А мать возится у печки, о горшки ухватом стучит, ужин готовит. Вот уже стол накрыла, обратно в чулан вернулась, стучит в чулане половником о край горшка. Отец с кровати поднялся, спину расправил, в окно глянул:

– Нонче, видно, опять мороз, а у нас хворостишко к концу.

Не помолясь, сел за стол. В углу затрещал сверчок.

– Вот к счастью затрещал, – серьезно из чулана говорит мать.

– Натрещит он тебе, – отвечает Степан. – Кой год трещит, а все на серых щах сидим.

– Стешка! Иди! – зовет мать, ставя на стол блюдо со щами.

– Не хочу.

– Что ты, касатка, аль нездоровится? Иди, щи-то какие нонче хорошие!

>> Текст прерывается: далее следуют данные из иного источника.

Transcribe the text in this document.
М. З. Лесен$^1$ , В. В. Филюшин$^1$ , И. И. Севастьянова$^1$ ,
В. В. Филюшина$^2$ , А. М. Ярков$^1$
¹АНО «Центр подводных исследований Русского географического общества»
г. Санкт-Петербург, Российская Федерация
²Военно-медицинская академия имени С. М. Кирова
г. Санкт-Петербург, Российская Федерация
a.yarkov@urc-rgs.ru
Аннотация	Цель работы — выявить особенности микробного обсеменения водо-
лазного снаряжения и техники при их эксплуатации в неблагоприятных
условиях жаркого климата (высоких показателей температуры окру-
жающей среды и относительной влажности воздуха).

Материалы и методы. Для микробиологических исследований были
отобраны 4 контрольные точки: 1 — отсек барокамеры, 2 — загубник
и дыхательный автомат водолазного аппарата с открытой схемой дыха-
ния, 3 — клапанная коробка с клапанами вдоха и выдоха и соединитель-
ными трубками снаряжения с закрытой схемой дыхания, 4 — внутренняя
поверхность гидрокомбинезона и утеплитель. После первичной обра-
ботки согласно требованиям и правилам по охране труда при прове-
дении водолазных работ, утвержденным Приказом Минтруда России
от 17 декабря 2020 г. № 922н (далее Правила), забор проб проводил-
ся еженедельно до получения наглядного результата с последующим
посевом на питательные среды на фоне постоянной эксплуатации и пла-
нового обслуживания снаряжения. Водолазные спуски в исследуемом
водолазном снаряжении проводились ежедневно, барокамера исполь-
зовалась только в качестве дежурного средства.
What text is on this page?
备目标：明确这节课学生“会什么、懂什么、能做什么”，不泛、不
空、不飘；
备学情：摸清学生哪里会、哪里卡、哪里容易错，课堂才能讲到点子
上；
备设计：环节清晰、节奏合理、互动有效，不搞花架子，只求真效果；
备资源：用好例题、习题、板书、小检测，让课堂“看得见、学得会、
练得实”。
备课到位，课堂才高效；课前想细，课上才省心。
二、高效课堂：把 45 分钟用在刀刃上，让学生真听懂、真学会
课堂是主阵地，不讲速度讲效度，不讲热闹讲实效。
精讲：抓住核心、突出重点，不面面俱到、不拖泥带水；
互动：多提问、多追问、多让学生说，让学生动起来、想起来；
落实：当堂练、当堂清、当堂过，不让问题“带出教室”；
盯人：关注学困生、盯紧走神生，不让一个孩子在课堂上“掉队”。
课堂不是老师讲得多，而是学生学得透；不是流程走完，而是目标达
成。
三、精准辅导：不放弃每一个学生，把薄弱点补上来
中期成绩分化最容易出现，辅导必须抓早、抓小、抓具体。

– Надо бы лучше! – мрачно улыбаясь, произносит Огнев.

Не пошла Стешка. С полатей смотрела, как нехотя хлебал отец серые щи, слушала, как трещит в углу сверчок, как под окнами мычит Жданка-талица. Сергей, брат, по осени на корову деньги прислал. Не купил Степан коровы – купил телку. Вот скоро теленочка принесет телка, потому и Жданкой назвали.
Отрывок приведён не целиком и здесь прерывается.